On retrouve au cœur de la compétition générale de nombreuses autres petites courses, qui se bousculent pour produire des résultats rapides et impressionnants. En mai 2005, le centre de recherches de Hwang à Séoul fit état d'une première réussite d'importance. Il déclarait avoir développé une technique permettant le clonage de cellules souches en parfait état à partir de cellules adultes. C'était une nouvelle retentissante, car cela signifiait qu'un nombre suffisant de cellules souches pourraient être crées sans porter à controverse, permettant ainsi à tout le monde de faire de la recherche de qualité tout en évitant ce que le président américain George W. Bush a décrit comme «l'utilisation d'une vie pour sauver une vie».

En outre, et c'est le plus important, les Coréens ont fait une chose courante de nos jours: ils ont revendiqué le brevetage de ce processus. On aurait presque pu croire pour un moment que la Corée du Sud allait devenir une des puissances mondiales en matière de santé.

Nous savons maintenant que les chercheurs coréens ont inventé l'affaire de toutes pièces. L'enquête menée par un panel d'investigation de l'Université nationale de Séoul a conclu que les cellules souches «clonées» étaient en réalité créées par des fertilisations in vitro.
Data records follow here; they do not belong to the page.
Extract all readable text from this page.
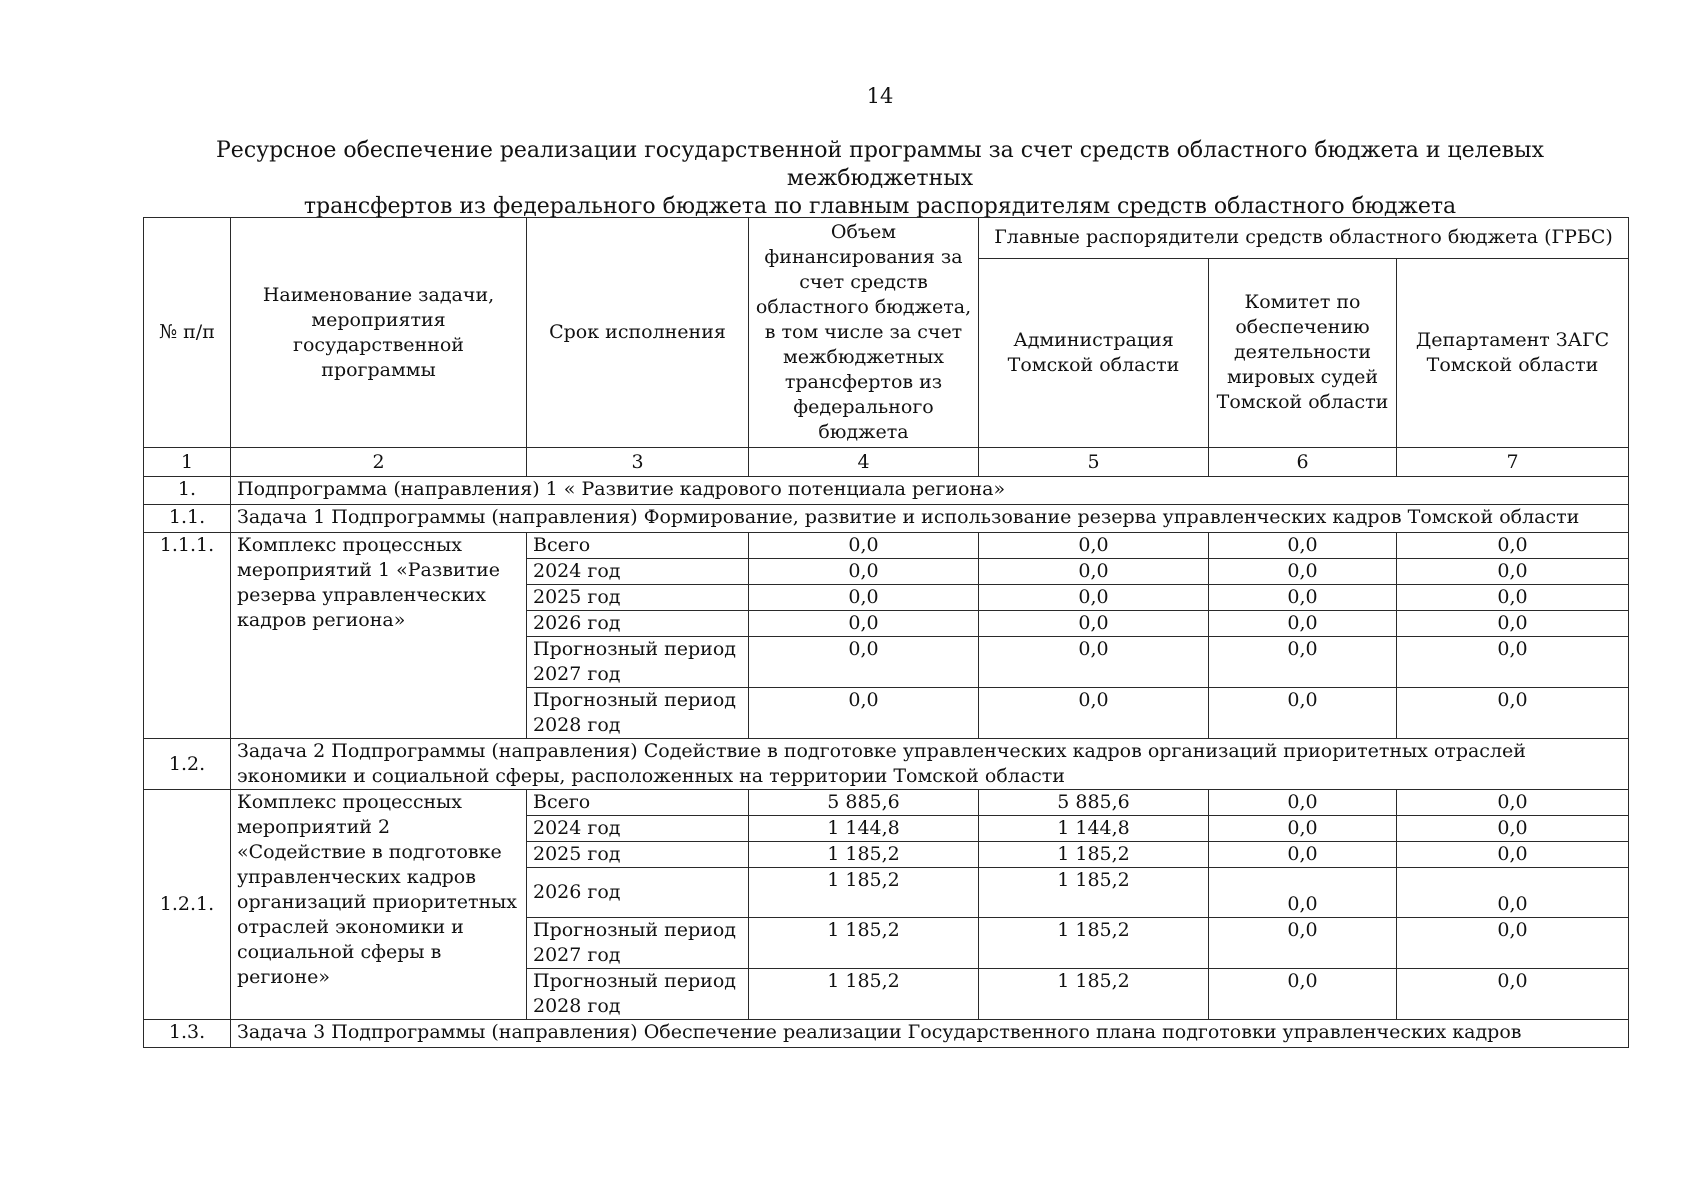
14
Ресурсное обеспечение реализации государственной программы за счет средств областного бюджета и целевых межбюджетных
трансфертов из федерального бюджета по главным распорядителям средств областного бюджета
№ п/п	Наименование задачи, мероприятия государственной программы	Срок исполнения	Объем финансирования за счет средств областного бюджета, в том числе за счет межбюджетных трансфертов из федерального бюджета	Главные распорядители средств областного бюджета (ГРБС)		
				Администрация Томской области	Комитет по обеспечению деятельности мировых судей Томской области	Департамент ЗАГС Томской области
1	2	3	4	5	6	7
1.	Подпрограмма (направления) 1 « Развитие кадрового потенциала региона»					
1.1.	Задача 1 Подпрограммы (направления) Формирование, развитие и использование резерва управленческих кадров Томской области					
1.1.1.	Комплекс процессных мероприятий 1 «Развитие резерва управленческих кадров региона»	Всего	0,0	0,0	0,0	0,0
		2024 год	0,0	0,0	0,0	0,0
		2025 год	0,0	0,0	0,0	0,0
		2026 год	0,0	0,0	0,0	0,0
		Прогнозный период 2027 год	0,0	0,0	0,0	0,0
		Прогнозный период 2028 год	0,0	0,0	0,0	0,0
1.2.	Задача 2 Подпрограммы (направления) Содействие в подготовке управленческих кадров организаций приоритетных отраслей экономики и социальной сферы, расположенных на территории Томской области					
1.2.1.	Комплекс процессных мероприятий 2 «Содействие в подготовке управленческих кадров организаций приоритетных отраслей экономики и социальной сферы в регионе»	Всего	5 885,6	5 885,6	0,0	0,0
		2024 год	1 144,8	1 144,8	0,0	0,0
		2025 год	1 185,2	1 185,2	0,0	0,0
		2026 год	1 185,2	1 185,2	0,0	0,0
		Прогнозный период 2027 год	1 185,2	1 185,2	0,0	0,0
		Прогнозный период 2028 год	1 185,2	1 185,2	0,0	0,0
1.3.	Задача 3 Подпрограммы (направления) Обеспечение реализации Государственного плана подготовки управленческих кадров					
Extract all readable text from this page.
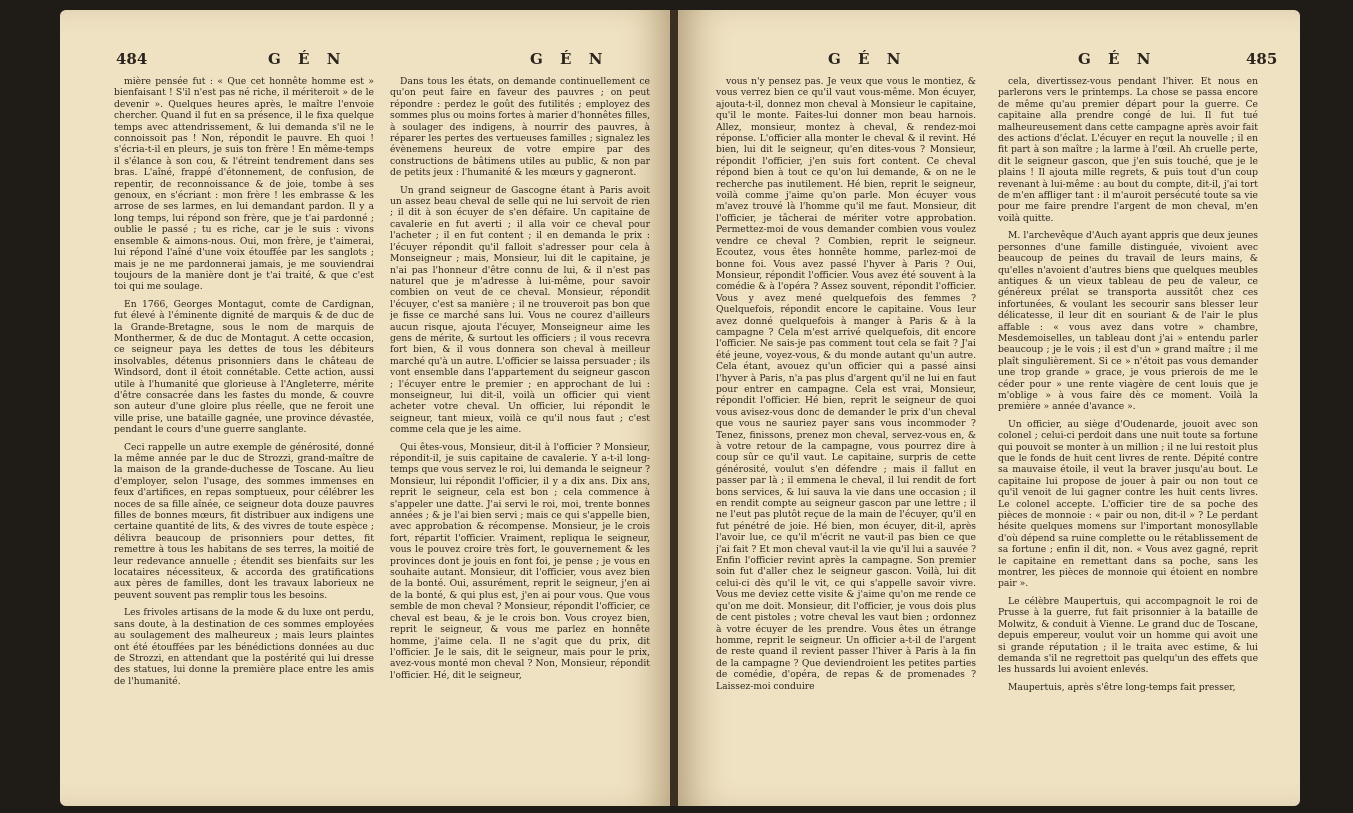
484	G É N	G É N

mière pensée fut : « Que cet honnête homme est » bienfaisant ! S'il n'est pas né riche, il mériteroit » de le devenir ». Quelques heures après, le maître l'envoie chercher. Quand il fut en sa présence, il le fixa quelque temps avec attendrissement, & lui demanda s'il ne le connoissoit pas ! Non, répondit le pauvre. Eh quoi ! s'écria-t-il en pleurs, je suis ton frère ! En même-temps il s'élance à son cou, & l'étreint tendrement dans ses bras. L'aîné, frappé d'étonnement, de confusion, de repentir, de reconnoissance & de joie, tombe à ses genoux, en s'écriant : mon frère ! les embrasse & les arrose de ses larmes, en lui demandant pardon. Il y a long temps, lui répond son frère, que je t'ai pardonné ; oublie le passé ; tu es riche, car je le suis : vivons ensemble & aimons-nous. Oui, mon frère, je t'aimerai, lui répond l'aîné d'une voix étouffée par les sanglots ; mais je ne me pardonnerai jamais, je me souviendrai toujours de la manière dont je t'ai traité, & que c'est toi qui me soulage.

En 1766, Georges Montagut, comte de Cardignan, fut élevé à l'éminente dignité de marquis & de duc de la Grande-Bretagne, sous le nom de marquis de Monthermer, & de duc de Montagut. A cette occasion, ce seigneur paya les dettes de tous les débiteurs insolvables, détenus prisonniers dans le château de Windsord, dont il étoit connétable. Cette action, aussi utile à l'humanité que glorieuse à l'Angleterre, mérite d'être consacrée dans les fastes du monde, & couvre son auteur d'une gloire plus réelle, que ne feroit une ville prise, une bataille gagnée, une province dévastée, pendant le cours d'une guerre sanglante.

Ceci rappelle un autre exemple de générosité, donné la même année par le duc de Strozzi, grand-maître de la maison de la grande-duchesse de Toscane. Au lieu d'employer, selon l'usage, des sommes immenses en feux d'artifices, en repas somptueux, pour célébrer les noces de sa fille aînée, ce seigneur dota douze pauvres filles de bonnes mœurs, fit distribuer aux indigens une certaine quantité de lits, & des vivres de toute espèce ; délivra beaucoup de prisonniers pour dettes, fit remettre à tous les habitans de ses terres, la moitié de leur redevance annuelle ; étendit ses bienfaits sur les locataires nécessiteux, & accorda des gratifications aux pères de familles, dont les travaux laborieux ne peuvent souvent pas remplir tous les besoins.

Les frivoles artisans de la mode & du luxe ont perdu, sans doute, à la destination de ces sommes employées au soulagement des malheureux ; mais leurs plaintes ont été étouffées par les bénédictions données au duc de Strozzi, en attendant que la postérité qui lui dresse des statues, lui donne la première place entre les amis de l'humanité.

Dans tous les états, on demande continuellement ce qu'on peut faire en faveur des pauvres ; on peut répondre : perdez le goût des futilités ; employez des sommes plus ou moins fortes à marier d'honnêtes filles, à soulager des indigens, à nourrir des pauvres, à réparer les pertes des vertueuses familles ; signalez les évènemens heureux de votre empire par des constructions de bâtimens utiles au public, & non par de petits jeux : l'humanité & les mœurs y gagneront.

Un grand seigneur de Gascogne étant à Paris avoit un assez beau cheval de selle qui ne lui servoit de rien ; il dit à son écuyer de s'en défaire. Un capitaine de cavalerie en fut averti ; il alla voir ce cheval pour l'acheter ; il en fut content ; il en demanda le prix : l'écuyer répondit qu'il falloit s'adresser pour cela à Monseigneur ; mais, Monsieur, lui dit le capitaine, je n'ai pas l'honneur d'être connu de lui, & il n'est pas naturel que je m'adresse à lui-même, pour savoir combien on veut de ce cheval. Monsieur, répondit l'écuyer, c'est sa manière ; il ne trouveroit pas bon que je fisse ce marché sans lui. Vous ne courez d'ailleurs aucun risque, ajouta l'écuyer, Monseigneur aime les gens de mérite, & surtout les officiers ; il vous recevra fort bien, & il vous donnera son cheval à meilleur marché qu'à un autre. L'officier se laissa persuader ; ils vont ensemble dans l'appartement du seigneur gascon ; l'écuyer entre le premier ; en approchant de lui : monseigneur, lui dit-il, voilà un officier qui vient acheter votre cheval. Un officier, lui répondit le seigneur, tant mieux, voilà ce qu'il nous faut ; c'est comme cela que je les aime.

Qui êtes-vous, Monsieur, dit-il à l'officier ? Monsieur, répondit-il, je suis capitaine de cavalerie. Y a-t-il long-temps que vous servez le roi, lui demanda le seigneur ? Monsieur, lui répondit l'officier, il y a dix ans. Dix ans, reprit le seigneur, cela est bon ; cela commence à s'appeler une datte. J'ai servi le roi, moi, trente bonnes années ; & je l'ai bien servi ; mais ce qui s'appelle bien, avec approbation & récompense. Monsieur, je le crois fort, répartit l'officier. Vraiment, repliqua le seigneur, vous le pouvez croire très fort, le gouvernement & les provinces dont je jouis en font foi, je pense ; je vous en souhaite autant. Monsieur, dit l'officier, vous avez bien de la bonté. Oui, assurément, reprit le seigneur, j'en ai de la bonté, & qui plus est, j'en ai pour vous. Que vous semble de mon cheval ? Monsieur, répondit l'officier, ce cheval est beau, & je le crois bon. Vous croyez bien, reprit le seigneur, & vous me parlez en honnête homme, j'aime cela. Il ne s'agit que du prix, dit l'officier. Je le sais, dit le seigneur, mais pour le prix, avez-vous monté mon cheval ? Non, Monsieur, répondit l'officier. Hé, dit le seigneur,

G É N	G É N	485

vous n'y pensez pas. Je veux que vous le montiez, & vous verrez bien ce qu'il vaut vous-même. Mon écuyer, ajouta-t-il, donnez mon cheval à Monsieur le capitaine, qu'il le monte. Faites-lui donner mon beau harnois. Allez, monsieur, montez à cheval, & rendez-moi réponse. L'officier alla monter le cheval & il revint. Hé bien, lui dit le seigneur, qu'en dites-vous ? Monsieur, répondit l'officier, j'en suis fort content. Ce cheval répond bien à tout ce qu'on lui demande, & on ne le recherche pas inutilement. Hé bien, reprit le seigneur, voilà comme j'aime qu'on parle. Mon écuyer vous m'avez trouvé là l'homme qu'il me faut. Monsieur, dit l'officier, je tâcherai de mériter votre approbation. Permettez-moi de vous demander combien vous voulez vendre ce cheval ? Combien, reprit le seigneur. Ecoutez, vous êtes honnête homme, parlez-moi de bonne foi. Vous avez passé l'hyver à Paris ? Oui, Monsieur, répondit l'officier. Vous avez été souvent à la comédie & à l'opéra ? Assez souvent, répondit l'officier. Vous y avez mené quelquefois des femmes ? Quelquefois, répondit encore le capitaine. Vous leur avez donné quelquefois à manger à Paris & à la campagne ? Cela m'est arrivé quelquefois, dit encore l'officier. Ne sais-je pas comment tout cela se fait ? J'ai été jeune, voyez-vous, & du monde autant qu'un autre. Cela étant, avouez qu'un officier qui a passé ainsi l'hyver à Paris, n'a pas plus d'argent qu'il ne lui en faut pour entrer en campagne. Cela est vrai, Monsieur, répondit l'officier. Hé bien, reprit le seigneur de quoi vous avisez-vous donc de demander le prix d'un cheval que vous ne sauriez payer sans vous incommoder ? Tenez, finissons, prenez mon cheval, servez-vous en, & à votre retour de la campagne, vous pourrez dire à coup sûr ce qu'il vaut. Le capitaine, surpris de cette générosité, voulut s'en défendre ; mais il fallut en passer par là ; il emmena le cheval, il lui rendit de fort bons services, & lui sauva la vie dans une occasion ; il en rendit compte au seigneur gascon par une lettre ; il ne l'eut pas plutôt reçue de la main de l'écuyer, qu'il en fut pénétré de joie. Hé bien, mon écuyer, dit-il, après l'avoir lue, ce qu'il m'écrit ne vaut-il pas bien ce que j'ai fait ? Et mon cheval vaut-il la vie qu'il lui a sauvée ? Enfin l'officier revint après la campagne. Son premier soin fut d'aller chez le seigneur gascon. Voilà, lui dit celui-ci dès qu'il le vit, ce qui s'appelle savoir vivre. Vous me deviez cette visite & j'aime qu'on me rende ce qu'on me doit. Monsieur, dit l'officier, je vous dois plus de cent pistoles ; votre cheval les vaut bien ; ordonnez à votre écuyer de les prendre. Vous êtes un étrange homme, reprit le seigneur. Un officier a-t-il de l'argent de reste quand il revient passer l'hiver à Paris à la fin de la campagne ? Que deviendroient les petites parties de comédie, d'opéra, de repas & de promenades ? Laissez-moi conduire

cela, divertissez-vous pendant l'hiver. Et nous en parlerons vers le printemps. La chose se passa encore de même qu'au premier départ pour la guerre. Ce capitaine alla prendre congé de lui. Il fut tué malheureusement dans cette campagne après avoir fait des actions d'éclat. L'écuyer en reçut la nouvelle ; il en fit part à son maître ; la larme à l'œil. Ah cruelle perte, dit le seigneur gascon, que j'en suis touché, que je le plains ! Il ajouta mille regrets, & puis tout d'un coup revenant à lui-même : au bout du compte, dit-il, j'ai tort de m'en affliger tant : il m'auroit persécuté toute sa vie pour me faire prendre l'argent de mon cheval, m'en voilà quitte.

M. l'archevêque d'Auch ayant appris que deux jeunes personnes d'une famille distinguée, vivoient avec beaucoup de peines du travail de leurs mains, & qu'elles n'avoient d'autres biens que quelques meubles antiques & un vieux tableau de peu de valeur, ce généreux prélat se transporta aussitôt chez ces infortunées, & voulant les secourir sans blesser leur délicatesse, il leur dit en souriant & de l'air le plus affable : « vous avez dans votre » chambre, Mesdemoiselles, un tableau dont j'ai » entendu parler beaucoup ; je le vois ; il est d'un » grand maître ; il me plaît singulièrement. Si ce » n'étoit pas vous demander une trop grande » grace, je vous prierois de me le céder pour » une rente viagère de cent louis que je m'oblige » à vous faire dès ce moment. Voilà la première » année d'avance ».

Un officier, au siège d'Oudenarde, jouoit avec son colonel ; celui-ci perdoit dans une nuit toute sa fortune qui pouvoit se monter à un million ; il ne lui restoit plus que le fonds de huit cent livres de rente. Dépité contre sa mauvaise étoile, il veut la braver jusqu'au bout. Le capitaine lui propose de jouer à pair ou non tout ce qu'il venoit de lui gagner contre les huit cents livres. Le colonel accepte. L'officier tire de sa poche des pièces de monnoie : « pair ou non, dit-il » ? Le perdant hésite quelques momens sur l'important monosyllable d'où dépend sa ruine complette ou le rétablissement de sa fortune ; enfin il dit, non. « Vous avez gagné, reprit le capitaine en remettant dans sa poche, sans les montrer, les pièces de monnoie qui étoient en nombre pair ».

Le célèbre Maupertuis, qui accompagnoit le roi de Prusse à la guerre, fut fait prisonnier à la bataille de Molwitz, & conduit à Vienne. Le grand duc de Toscane, depuis empereur, voulut voir un homme qui avoit une si grande réputation ; il le traita avec estime, & lui demanda s'il ne regrettoit pas quelqu'un des effets que les hussards lui avoient enlevés.

Maupertuis, après s'être long-temps fait presser,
Cette fraude a étonné toute la communauté scientifique, particulièrement du fait que la déclaration des chercheurs coréens était si clairement fallacieuse. Pourquoi ont-ils alors mis leur carrière et leur réputation en péril?

La recherche médicale a toujours dû faire face à de nombreux défis, même quand la quête scientifique n'était qu'une question de découverte. Aujourd'hui, les défis se compliquent avec des enjeux de politique, de forces du marché et d'intérêts nationaux. Avec la recherche sur les cellules souches, des fortunes considérables dépendent du groupe qui en prendra la tête, où que soit situé son laboratoire.

Alors que la compétition s'échauffe, il faut s'attendre à des développements stupéfiants, et sans aucun doute à d'autres subterfuges en matière de relations publiques.